SB 22 was one of a package of bills this legislative session designed to address the epidemic of opioid misuse and abuse. This bill places limits on the amount of opioids that can be prescribed in acute situations. It was signed by the governor on May 21, and takes effect immediately.
- The bill applies to prescriptions written for patients in acute situations, not those with long-term needs (chronic pain, cancer, palliative care, post-surgical pain that is expected to last longer than 14 days). While the bill does not define “acute,” it specifies the circumstances under which the limitations in the bill apply: “a patient who has not had an opioid prescription in the last 12 months by that (prescriber).”
- The initial prescription for an opioid is limited to 7 days though may include an additional 7-day fill at the prescriber’s discretion.
- The bill allows but does not require prescribers to use e-prescribing software.

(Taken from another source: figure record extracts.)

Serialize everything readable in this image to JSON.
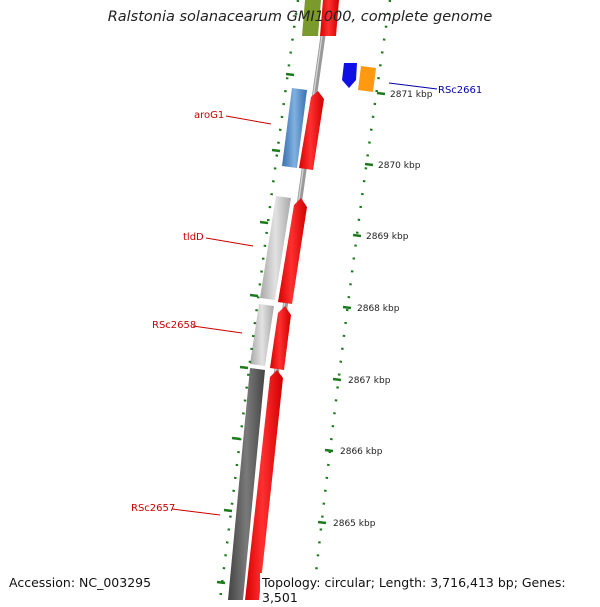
{
  "title": "Ralstonia solanacearum GMI1000, complete genome",
  "footer": {
    "accession": "Accession: NC_003295",
    "summary": "Topology: circular; Length: 3,716,413 bp; Genes: 3,501"
  },
  "colors": {
    "forward_cds": "#ff0000",
    "reverse_cds_light": "#c8c8c8",
    "reverse_cds_dark": "#5f5f5f",
    "aroG1": "#4f86c0",
    "olive_cds": "#7a9a2e",
    "blue_cds": "#1010e6",
    "orange_cds": "#ff9a10",
    "tick_marks": "#1c7a1c",
    "gene_label": "#cc0000",
    "highlight_label": "#0000aa",
    "backbone": "#909090"
  },
  "tick_labels": [
    {
      "id": "t2871",
      "label": "2871 kbp"
    },
    {
      "id": "t2870",
      "label": "2870 kbp"
    },
    {
      "id": "t2869",
      "label": "2869 kbp"
    },
    {
      "id": "t2868",
      "label": "2868 kbp"
    },
    {
      "id": "t2867",
      "label": "2867 kbp"
    },
    {
      "id": "t2866",
      "label": "2866 kbp"
    },
    {
      "id": "t2865",
      "label": "2865 kbp"
    }
  ],
  "gene_labels": [
    {
      "id": "aroG1",
      "label": "aroG1"
    },
    {
      "id": "tldD",
      "label": "tldD"
    },
    {
      "id": "RSc2658",
      "label": "RSc2658"
    },
    {
      "id": "RSc2657",
      "label": "RSc2657"
    },
    {
      "id": "RSc2661",
      "label": "RSc2661"
    }
  ]
}
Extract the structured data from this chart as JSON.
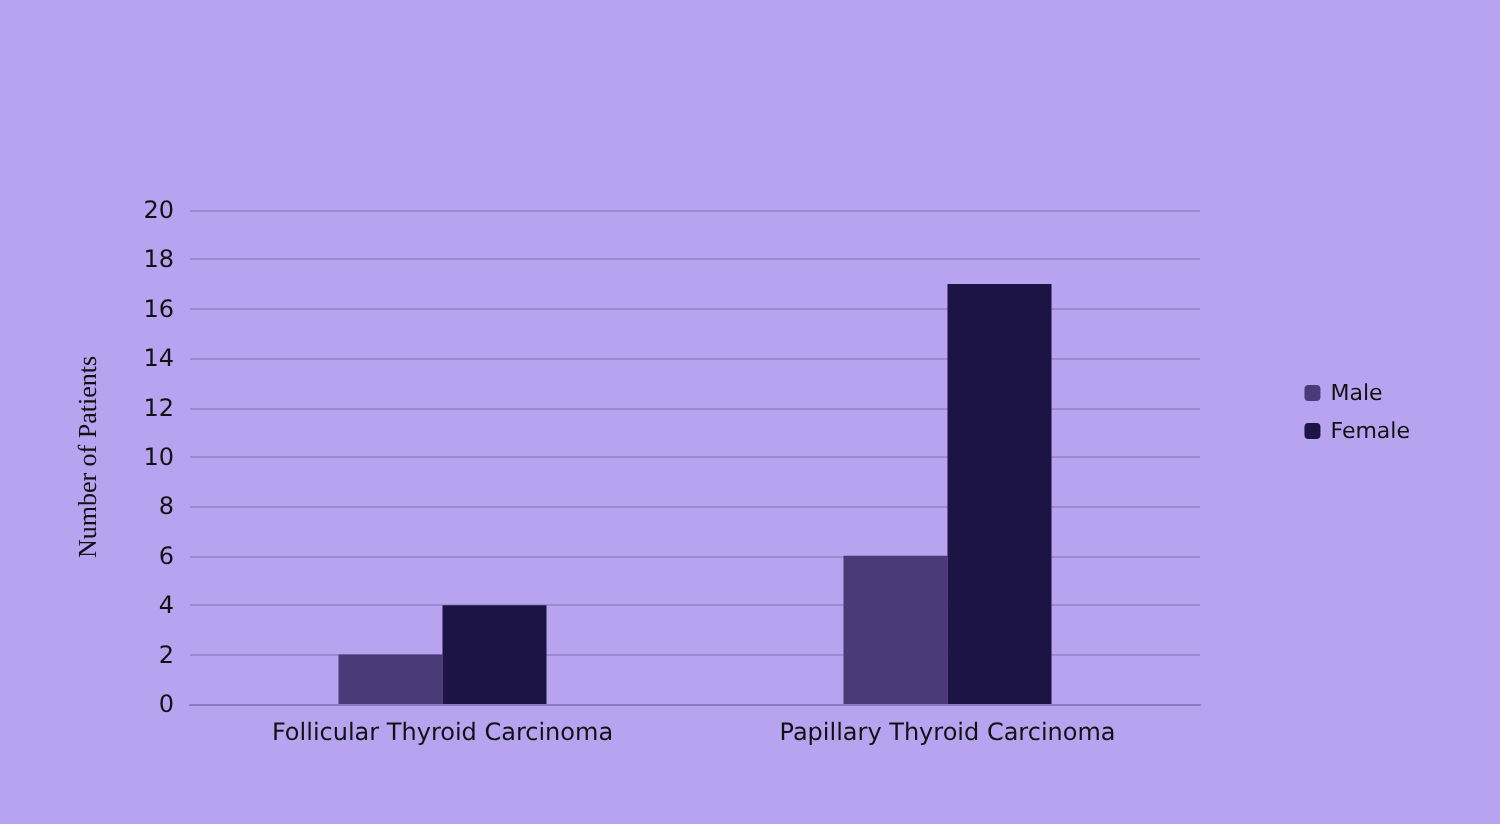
{
  "chart_data": {
    "type": "bar",
    "ylabel": "Number of Patients",
    "categories": [
      "Follicular Thyroid Carcinoma",
      "Papillary Thyroid Carcinoma"
    ],
    "series": [
      {
        "name": "Male",
        "color": "#4b3a78",
        "values": [
          2,
          6
        ]
      },
      {
        "name": "Female",
        "color": "#1c1445",
        "values": [
          4,
          17
        ]
      }
    ],
    "ylim": [
      0,
      20
    ],
    "yticks": [
      0,
      2,
      4,
      6,
      8,
      10,
      12,
      14,
      16,
      18,
      20
    ],
    "grid": "y",
    "legend": "right"
  }
}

- If the prescriber includes the second 7-day fill, he/she is required to check the Prescription Drug Monitoring Program (PDMP) database to see if the patient is receiving opioids or drugs that might react adversely with opioids (e.g. benzodiazepines, muscle relaxants) from another prescriber, unless the patient is receiving the prescription in an in-patient setting or has long-term needs (as specified above). There is no requirement to check the PDMP if the prescription is for only one 7-day fill. The prescriber is deemed to be in compliance with the law if he/she attempts to access the PDMP but it is inaccessible due to technical problems.
Opioid report cards
- The bill protects PDMP-based reports on individual prescriber behavior generated by the Dept. of Regulatory Agencies that are used to inform, educate and intervene to prevent and reduce occurrences of opioid misuse/abuse/diversion. The reports are excluded from the definition of public records; are not discoverable in criminal or administrative proceedings against a prescriber; and are not admissible in any civil, criminal or administrative proceeding against a prescriber. (DORA began disseminating these reports earlier this spring, prior to the bill’s passage.)
- The bill stipulates that failure to follow the prescribing limits or the PDMP checking requirements does not constitute negligence or grounds for suit against a prescriber, and does not by itself establish a standard of care. At the same time, compliance with the law does not by itself establish an absolute defense to any alleged breach of the standard of care.